Some other things to consider… most PKV providers cover between 80 to 100% of treatments – submit your receipts and get reimbursed! GKV providers operate on a “Fach” system — Gebührenordnung für Ärzte (GOÄ) / Gebührenordnung für Zahnärzte (GOZ). What does that mean you ask? There is a “little black book”… of course there is, this is Germany!… that says what a treatment should cost. Most GKV covers up to 2,3 Fach, so that means, a treatment where 1 Fach = 100 Euro, if the practitioner says it is 2,3 Fach, you will be looking at 230 Euro for that procedure or service. Some complicated procedures may be deemed 5 Fach (500 Euro for our calculation purposes), and the GKV system, as a rule, will only reimburse up to 2,3. The excess is the responsibility of the patient to pay. If you are really interested in this system… go have a look at Medizinische Informatik for some more examples. It’s all “auf Deutsch” though!
So what can you expect to pay… well sadly it is not cheap! GKV bases the price on your income while PKV is generally based on your age. For a self-employed person you will probably be looking at 250 – 350 Euro a month. Don’t panic yet… anything you pay, if you are self-employed is a tax deduction. You can claim back 80% of your premiums. The crappy thing is, you need to put out the money up front and you then get it back when you file your taxes.
Also, premiums are dependent upon and when you enter the system. A 30 year old entering the system can expect to pay significantly less than a 45 year old, and the premiums, as I am told, are not supposed to increase if you hit a new age bracket. So, if you enter at 30, expect your premiums to remain relatively the same for the rest of your life, but do allow for inflation!
As it relates to dental coverage… as a rule, most PKV cover dental procedures… GKV do not! Also, most GKV providers do not cover ambulatory expenses (i.e. AOK does not at all and TK will only in some cases).
There are a million more details I could talk about here, but I think that this covers the basics and primarily the differences between GKV and PKV which was always the big mystery for me! There are organizations out there who can help you make an informed decision when it comes to what will suit your personal circumstances the best. A lot of this information I have collected from attending seminars etc. on this subject. If you need a suggestion on someone to talk to, please feel free to drop me an email and I will gladly point you in the right direction.
Lastly… if you are interested in the different PKV and GKV providers, you can get more information and comparisons here (Krankenkassen). Again… “auf Deutsch” but you have some keywords to help you navigate through the murk!
Now for that that “loophole” I mentioned…
Please don’t take this as gospel, but this may be of use. Remember that post where I talked about getting your Artist Visa? The first step was related to registering your residence when you arrive in Germany (Anmeldung).
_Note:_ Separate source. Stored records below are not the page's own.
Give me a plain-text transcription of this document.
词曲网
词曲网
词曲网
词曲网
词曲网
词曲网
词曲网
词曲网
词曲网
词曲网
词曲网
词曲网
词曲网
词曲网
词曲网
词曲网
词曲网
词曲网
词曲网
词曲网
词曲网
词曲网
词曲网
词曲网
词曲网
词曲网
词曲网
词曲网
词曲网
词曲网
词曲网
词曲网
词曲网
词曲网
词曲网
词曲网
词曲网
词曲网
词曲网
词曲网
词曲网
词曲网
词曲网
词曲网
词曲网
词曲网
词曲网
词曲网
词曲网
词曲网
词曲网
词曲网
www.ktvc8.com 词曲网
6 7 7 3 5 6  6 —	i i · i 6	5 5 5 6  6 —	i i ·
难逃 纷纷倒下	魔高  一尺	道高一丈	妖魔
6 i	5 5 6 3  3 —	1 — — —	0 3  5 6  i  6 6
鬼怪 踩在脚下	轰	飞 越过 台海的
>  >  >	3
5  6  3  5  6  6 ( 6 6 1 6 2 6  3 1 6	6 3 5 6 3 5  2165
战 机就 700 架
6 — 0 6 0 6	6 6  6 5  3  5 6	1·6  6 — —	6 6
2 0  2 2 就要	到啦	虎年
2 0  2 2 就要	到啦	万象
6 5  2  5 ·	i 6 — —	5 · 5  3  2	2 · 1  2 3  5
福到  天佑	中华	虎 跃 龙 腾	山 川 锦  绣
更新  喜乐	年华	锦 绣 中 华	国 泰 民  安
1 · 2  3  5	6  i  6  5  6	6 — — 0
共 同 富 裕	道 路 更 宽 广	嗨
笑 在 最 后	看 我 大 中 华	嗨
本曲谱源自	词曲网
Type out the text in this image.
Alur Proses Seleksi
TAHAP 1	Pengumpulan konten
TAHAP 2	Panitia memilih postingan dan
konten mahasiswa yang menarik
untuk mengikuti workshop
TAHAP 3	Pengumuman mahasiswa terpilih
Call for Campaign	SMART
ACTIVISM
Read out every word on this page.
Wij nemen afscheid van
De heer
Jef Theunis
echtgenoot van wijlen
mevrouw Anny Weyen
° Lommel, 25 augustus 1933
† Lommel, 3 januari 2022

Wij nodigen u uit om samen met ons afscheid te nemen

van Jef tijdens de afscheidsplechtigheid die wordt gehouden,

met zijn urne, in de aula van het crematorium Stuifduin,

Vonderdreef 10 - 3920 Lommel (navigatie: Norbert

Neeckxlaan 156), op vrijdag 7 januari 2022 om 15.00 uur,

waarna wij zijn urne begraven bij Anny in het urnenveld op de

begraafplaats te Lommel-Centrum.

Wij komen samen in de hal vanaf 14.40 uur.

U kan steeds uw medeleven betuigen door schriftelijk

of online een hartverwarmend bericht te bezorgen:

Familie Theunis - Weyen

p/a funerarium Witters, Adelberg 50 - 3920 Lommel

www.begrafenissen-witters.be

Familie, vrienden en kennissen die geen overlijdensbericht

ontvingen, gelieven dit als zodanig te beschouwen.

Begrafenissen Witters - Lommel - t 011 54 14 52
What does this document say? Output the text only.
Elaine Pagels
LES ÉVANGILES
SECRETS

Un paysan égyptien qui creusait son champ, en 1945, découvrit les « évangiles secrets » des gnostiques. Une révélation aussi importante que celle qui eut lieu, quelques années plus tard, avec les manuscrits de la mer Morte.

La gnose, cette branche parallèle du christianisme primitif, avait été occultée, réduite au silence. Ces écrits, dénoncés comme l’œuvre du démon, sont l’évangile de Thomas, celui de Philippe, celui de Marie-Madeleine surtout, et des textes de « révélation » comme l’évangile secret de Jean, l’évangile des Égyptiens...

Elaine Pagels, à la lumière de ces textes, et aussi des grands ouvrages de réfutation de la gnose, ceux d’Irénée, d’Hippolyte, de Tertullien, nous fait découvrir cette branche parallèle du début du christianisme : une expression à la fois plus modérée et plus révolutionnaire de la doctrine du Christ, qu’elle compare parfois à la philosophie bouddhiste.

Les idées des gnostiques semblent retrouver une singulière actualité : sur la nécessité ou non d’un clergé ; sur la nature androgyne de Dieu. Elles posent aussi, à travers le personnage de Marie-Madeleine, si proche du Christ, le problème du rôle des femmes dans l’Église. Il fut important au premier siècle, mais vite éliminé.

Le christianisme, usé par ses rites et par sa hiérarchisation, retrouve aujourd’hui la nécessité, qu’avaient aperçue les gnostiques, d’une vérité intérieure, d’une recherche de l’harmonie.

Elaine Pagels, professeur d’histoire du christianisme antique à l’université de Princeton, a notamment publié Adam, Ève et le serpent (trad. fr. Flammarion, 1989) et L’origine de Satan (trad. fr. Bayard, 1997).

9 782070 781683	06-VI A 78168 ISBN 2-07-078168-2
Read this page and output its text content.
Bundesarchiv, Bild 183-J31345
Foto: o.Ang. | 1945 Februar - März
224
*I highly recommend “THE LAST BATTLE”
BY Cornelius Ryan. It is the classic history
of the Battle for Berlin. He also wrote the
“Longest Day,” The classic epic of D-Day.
Well, if you are maintaining a residence outside of Germany (i.e. you have an apartment in the USA or Canada where you continue to pay rent or a mortgage), you may want to consider registering your German address as a “Zweitewohnsitz” (Secondary Residence), and your Home Country address remains your “Hauptwohnsitz” (Primary Residence). This is not confirmed, but you could potentially argue with the German Health Insurance Police (don’t know what else to call them), that you have sufficient “Disability” coverage in your Home Country, and as such should not be obligated to have, or pay for Pflegeflichtversicherung. I’d also love to know if this works for anyone… I have yet to try it, but it is is locked and loaded in my arsenal!